Muñoz is a member of the House Finance Committee, which appoints subcommittees to examine each state agency’s section of the budget. She and four other members of the Alaska House of Representatives heard from Chancellor John Pugh and Provost Richard Caulfield during the meeting about UAS’ enrollment, objectives, programs and partnerships.
“Partnerships are the key,” Caulfield said. “You can see from what’s listed here the array of partnerships that UAS has. We’re a small institution. … We’re effective only when we’re able to work with employers.”
Among the partnerships Caulfield mentioned are those with other University of Alaska schools, including the larger institutions in Anchorage and Fairbanks as well as smaller colleges around the state, as well as with the Alaska Marine Highway System, the Alaska Miners Association, Yukon College and other schools in Canada, and the United States Forest Service.
One prominent program Caulfield talked about in some detail is the Center for Mine Training, which provides distance courses for high school students interested in mining careers. He mentioned Gov. Sean Parnell’s visit last month to the UAS campus in Juneau to speak at an introductory course for the program.
“We really appreciated the governor coming out and underscoring the importance of that opportunity,” said Caulfield.
According to statistics presented by Pugh, some 70 percent of students at UAS are part-time. Pugh and Caulfield commented on the “nontraditional” student population at the school.
“We know we’re small, but I think we also have … a place in the system that I think is very important for certain students,” Pugh said.
Caulfield described UAS as filling the role of a community college as well as being a university.
“Most universities in the Lower 48 states have four or five community colleges nearby,” Caulfield remarked. “Well, we don’t have that.
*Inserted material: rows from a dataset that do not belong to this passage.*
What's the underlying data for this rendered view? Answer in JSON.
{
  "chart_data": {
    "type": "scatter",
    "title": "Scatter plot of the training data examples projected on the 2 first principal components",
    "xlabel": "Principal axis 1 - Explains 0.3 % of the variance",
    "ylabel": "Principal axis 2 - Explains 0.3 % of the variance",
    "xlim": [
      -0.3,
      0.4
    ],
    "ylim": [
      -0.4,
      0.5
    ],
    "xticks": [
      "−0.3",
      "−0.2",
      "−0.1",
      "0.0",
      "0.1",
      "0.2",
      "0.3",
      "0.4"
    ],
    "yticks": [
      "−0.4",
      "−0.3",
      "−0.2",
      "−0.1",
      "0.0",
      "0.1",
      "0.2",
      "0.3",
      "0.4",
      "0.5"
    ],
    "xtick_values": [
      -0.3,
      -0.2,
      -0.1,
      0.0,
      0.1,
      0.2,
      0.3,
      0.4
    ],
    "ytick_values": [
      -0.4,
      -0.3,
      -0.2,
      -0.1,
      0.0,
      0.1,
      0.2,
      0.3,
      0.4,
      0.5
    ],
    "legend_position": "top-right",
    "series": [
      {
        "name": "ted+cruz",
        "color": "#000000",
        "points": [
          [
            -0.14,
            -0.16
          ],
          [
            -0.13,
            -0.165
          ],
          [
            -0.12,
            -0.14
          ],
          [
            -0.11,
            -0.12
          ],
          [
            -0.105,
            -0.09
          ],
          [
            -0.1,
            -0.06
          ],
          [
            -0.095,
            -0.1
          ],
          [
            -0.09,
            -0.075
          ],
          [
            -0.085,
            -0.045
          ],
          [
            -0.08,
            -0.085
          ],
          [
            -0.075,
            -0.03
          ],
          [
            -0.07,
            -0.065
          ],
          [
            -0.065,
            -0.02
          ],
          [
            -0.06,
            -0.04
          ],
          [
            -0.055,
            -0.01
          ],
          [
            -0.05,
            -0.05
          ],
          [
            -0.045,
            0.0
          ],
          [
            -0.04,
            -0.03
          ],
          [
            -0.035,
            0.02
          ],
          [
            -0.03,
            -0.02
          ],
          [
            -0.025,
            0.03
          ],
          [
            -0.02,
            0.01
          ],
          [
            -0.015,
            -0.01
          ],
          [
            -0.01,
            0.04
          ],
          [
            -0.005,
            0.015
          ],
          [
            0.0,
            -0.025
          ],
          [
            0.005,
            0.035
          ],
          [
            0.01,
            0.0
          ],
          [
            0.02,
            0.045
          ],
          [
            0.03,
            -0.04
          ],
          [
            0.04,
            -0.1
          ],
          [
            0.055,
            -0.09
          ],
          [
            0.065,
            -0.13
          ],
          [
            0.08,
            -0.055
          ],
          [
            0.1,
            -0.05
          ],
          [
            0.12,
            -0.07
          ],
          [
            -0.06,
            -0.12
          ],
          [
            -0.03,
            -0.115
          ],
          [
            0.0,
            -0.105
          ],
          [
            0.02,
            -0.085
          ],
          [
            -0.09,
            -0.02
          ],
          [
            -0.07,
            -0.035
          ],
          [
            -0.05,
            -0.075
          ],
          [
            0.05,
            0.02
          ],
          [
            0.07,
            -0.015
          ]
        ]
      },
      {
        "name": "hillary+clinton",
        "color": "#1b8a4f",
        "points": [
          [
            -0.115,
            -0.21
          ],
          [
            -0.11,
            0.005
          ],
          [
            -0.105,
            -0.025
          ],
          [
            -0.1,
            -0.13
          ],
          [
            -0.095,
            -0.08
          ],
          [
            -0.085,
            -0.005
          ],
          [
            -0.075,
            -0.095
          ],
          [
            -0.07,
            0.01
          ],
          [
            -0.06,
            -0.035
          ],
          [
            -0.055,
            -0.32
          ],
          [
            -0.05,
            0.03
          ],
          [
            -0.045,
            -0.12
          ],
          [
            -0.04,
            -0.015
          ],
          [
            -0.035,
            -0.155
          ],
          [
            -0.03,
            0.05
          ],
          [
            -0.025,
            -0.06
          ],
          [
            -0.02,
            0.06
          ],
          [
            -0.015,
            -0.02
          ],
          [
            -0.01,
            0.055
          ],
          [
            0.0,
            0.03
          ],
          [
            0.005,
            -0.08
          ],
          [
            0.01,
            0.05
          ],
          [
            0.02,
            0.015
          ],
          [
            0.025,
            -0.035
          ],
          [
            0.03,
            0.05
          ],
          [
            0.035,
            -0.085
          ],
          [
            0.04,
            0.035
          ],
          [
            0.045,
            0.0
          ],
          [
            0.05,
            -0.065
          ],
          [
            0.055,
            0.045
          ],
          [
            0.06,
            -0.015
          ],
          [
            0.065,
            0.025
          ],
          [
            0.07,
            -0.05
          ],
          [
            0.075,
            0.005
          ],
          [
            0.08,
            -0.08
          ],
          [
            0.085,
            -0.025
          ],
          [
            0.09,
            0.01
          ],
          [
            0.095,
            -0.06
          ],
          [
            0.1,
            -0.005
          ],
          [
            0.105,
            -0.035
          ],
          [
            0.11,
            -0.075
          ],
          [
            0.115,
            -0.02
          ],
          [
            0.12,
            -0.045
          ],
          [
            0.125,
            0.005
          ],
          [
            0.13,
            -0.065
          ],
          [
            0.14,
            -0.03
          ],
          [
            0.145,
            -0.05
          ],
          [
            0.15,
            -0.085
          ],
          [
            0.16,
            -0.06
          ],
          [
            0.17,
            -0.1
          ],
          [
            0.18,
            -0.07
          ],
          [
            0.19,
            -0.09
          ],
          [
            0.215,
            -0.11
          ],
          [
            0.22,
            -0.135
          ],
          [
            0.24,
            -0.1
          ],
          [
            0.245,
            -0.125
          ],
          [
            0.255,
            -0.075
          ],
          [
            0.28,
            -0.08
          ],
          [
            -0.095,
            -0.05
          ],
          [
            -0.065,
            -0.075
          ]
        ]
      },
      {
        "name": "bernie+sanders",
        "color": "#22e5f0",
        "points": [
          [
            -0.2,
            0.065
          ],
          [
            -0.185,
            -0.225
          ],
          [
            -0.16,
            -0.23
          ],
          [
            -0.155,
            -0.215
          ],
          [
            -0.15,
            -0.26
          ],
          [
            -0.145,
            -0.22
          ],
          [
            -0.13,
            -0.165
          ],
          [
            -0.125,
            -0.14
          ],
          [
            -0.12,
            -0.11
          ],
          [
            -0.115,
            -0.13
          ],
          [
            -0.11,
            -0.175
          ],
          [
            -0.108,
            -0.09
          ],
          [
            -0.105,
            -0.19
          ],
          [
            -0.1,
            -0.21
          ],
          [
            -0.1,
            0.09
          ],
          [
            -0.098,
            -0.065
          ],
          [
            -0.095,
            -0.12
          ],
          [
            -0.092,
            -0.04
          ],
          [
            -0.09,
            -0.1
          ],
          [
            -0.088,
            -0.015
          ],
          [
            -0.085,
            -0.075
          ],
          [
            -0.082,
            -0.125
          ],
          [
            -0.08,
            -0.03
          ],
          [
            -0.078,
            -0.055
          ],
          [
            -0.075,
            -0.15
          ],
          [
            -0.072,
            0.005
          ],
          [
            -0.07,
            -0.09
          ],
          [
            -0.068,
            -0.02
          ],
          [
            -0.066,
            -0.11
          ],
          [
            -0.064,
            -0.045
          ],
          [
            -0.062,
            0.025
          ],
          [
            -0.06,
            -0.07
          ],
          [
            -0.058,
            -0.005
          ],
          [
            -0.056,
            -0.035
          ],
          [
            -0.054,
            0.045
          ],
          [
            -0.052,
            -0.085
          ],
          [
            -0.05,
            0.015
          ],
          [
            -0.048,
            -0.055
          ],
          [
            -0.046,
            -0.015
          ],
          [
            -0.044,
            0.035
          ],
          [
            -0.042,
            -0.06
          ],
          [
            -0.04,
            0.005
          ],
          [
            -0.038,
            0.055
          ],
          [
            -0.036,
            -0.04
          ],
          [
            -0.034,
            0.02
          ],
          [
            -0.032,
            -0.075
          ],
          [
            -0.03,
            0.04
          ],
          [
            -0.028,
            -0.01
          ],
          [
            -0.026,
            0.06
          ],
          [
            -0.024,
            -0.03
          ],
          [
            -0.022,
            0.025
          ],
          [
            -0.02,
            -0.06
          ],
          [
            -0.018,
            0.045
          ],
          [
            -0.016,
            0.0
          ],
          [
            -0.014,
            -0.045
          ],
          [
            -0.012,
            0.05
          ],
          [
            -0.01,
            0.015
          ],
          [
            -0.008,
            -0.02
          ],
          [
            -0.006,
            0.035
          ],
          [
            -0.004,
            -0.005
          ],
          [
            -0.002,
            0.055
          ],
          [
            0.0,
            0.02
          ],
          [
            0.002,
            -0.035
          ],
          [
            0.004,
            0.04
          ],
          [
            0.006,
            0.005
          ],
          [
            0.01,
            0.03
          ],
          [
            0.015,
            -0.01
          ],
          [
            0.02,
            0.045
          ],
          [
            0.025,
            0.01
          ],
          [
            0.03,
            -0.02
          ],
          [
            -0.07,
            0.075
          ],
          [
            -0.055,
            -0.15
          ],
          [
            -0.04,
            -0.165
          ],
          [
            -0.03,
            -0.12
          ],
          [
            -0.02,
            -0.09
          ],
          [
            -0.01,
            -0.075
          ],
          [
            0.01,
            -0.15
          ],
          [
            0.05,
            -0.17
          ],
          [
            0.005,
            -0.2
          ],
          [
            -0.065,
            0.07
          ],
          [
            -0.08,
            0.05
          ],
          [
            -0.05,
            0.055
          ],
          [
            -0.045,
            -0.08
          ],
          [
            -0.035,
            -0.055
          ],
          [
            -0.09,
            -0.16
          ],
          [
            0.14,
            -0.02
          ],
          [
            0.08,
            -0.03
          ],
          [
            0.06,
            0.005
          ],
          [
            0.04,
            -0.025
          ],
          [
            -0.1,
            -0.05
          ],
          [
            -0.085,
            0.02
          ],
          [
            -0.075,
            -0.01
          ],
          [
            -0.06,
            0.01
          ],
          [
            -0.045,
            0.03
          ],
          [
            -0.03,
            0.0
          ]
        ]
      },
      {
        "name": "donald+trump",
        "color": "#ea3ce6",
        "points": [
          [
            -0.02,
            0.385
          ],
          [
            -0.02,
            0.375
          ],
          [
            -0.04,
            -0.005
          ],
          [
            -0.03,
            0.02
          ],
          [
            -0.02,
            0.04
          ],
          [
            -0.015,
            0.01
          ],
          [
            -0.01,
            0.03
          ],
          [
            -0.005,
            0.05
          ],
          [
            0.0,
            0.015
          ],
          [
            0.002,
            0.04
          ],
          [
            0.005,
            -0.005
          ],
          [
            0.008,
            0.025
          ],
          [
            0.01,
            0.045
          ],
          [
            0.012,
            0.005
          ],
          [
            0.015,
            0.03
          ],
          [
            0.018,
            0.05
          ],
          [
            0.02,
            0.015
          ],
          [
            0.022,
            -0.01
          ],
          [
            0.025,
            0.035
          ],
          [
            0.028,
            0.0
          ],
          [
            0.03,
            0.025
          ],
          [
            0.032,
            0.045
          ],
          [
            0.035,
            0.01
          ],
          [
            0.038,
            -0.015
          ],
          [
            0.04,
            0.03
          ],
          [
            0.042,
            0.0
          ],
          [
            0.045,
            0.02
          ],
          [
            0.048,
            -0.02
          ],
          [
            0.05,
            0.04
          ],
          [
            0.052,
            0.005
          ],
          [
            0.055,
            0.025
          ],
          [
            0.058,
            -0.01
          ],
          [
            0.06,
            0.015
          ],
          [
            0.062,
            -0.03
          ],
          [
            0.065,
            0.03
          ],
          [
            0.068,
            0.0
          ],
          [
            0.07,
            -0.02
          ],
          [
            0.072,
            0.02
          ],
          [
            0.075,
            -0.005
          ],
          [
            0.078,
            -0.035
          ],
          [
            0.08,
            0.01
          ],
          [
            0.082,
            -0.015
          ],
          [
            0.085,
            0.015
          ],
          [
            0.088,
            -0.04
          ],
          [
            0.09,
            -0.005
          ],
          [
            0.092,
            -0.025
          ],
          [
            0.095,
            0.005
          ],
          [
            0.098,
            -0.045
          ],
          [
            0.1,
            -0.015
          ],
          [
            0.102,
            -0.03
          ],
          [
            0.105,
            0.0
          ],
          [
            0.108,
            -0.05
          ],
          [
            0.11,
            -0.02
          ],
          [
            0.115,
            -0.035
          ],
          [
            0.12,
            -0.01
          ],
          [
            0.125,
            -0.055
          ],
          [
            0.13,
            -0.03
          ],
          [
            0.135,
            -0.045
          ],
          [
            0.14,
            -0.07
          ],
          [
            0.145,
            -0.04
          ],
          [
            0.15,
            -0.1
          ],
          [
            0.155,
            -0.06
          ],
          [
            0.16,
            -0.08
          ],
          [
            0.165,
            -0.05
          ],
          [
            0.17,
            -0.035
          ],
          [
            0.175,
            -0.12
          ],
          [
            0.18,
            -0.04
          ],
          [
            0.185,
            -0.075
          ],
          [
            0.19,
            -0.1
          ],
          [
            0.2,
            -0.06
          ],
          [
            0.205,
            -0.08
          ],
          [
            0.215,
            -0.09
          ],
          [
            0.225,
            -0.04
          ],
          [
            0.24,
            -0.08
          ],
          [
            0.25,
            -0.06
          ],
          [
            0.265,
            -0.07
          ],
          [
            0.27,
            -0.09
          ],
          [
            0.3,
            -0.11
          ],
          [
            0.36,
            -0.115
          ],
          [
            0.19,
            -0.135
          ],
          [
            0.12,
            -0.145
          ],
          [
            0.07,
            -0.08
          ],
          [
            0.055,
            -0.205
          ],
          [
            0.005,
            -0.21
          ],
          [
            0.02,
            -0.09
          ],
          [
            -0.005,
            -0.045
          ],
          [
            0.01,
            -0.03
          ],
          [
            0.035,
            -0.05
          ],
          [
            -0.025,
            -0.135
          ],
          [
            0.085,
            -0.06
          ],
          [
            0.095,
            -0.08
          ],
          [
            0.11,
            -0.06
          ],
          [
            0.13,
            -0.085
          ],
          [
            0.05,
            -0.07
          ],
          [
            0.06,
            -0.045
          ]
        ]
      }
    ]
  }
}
We have the responsibility to meet that very, very broad mission.”
The subcommittee and university representatives also looked at budget numbers for the UAS campuses in Juneau, Ketchikan and Sitka, but were frustrated by the lack of data on what was budgeted in fiscal year 2012 versus what was actually spent.
Muñoz said she wants to see that data for the subcommittee to review in future.
At the end of the meeting, Muñoz thanked Pugh and Caulfield for appearing.
“It’s been a very interesting conversation,” Muñoz said. “I really appreciate the work that you put into the presentations.”
Muñoz’s other Finance subcommittee, which is looking at the Alaska Department of Environmental Conservation’s share of the budget, also met on Tuesday.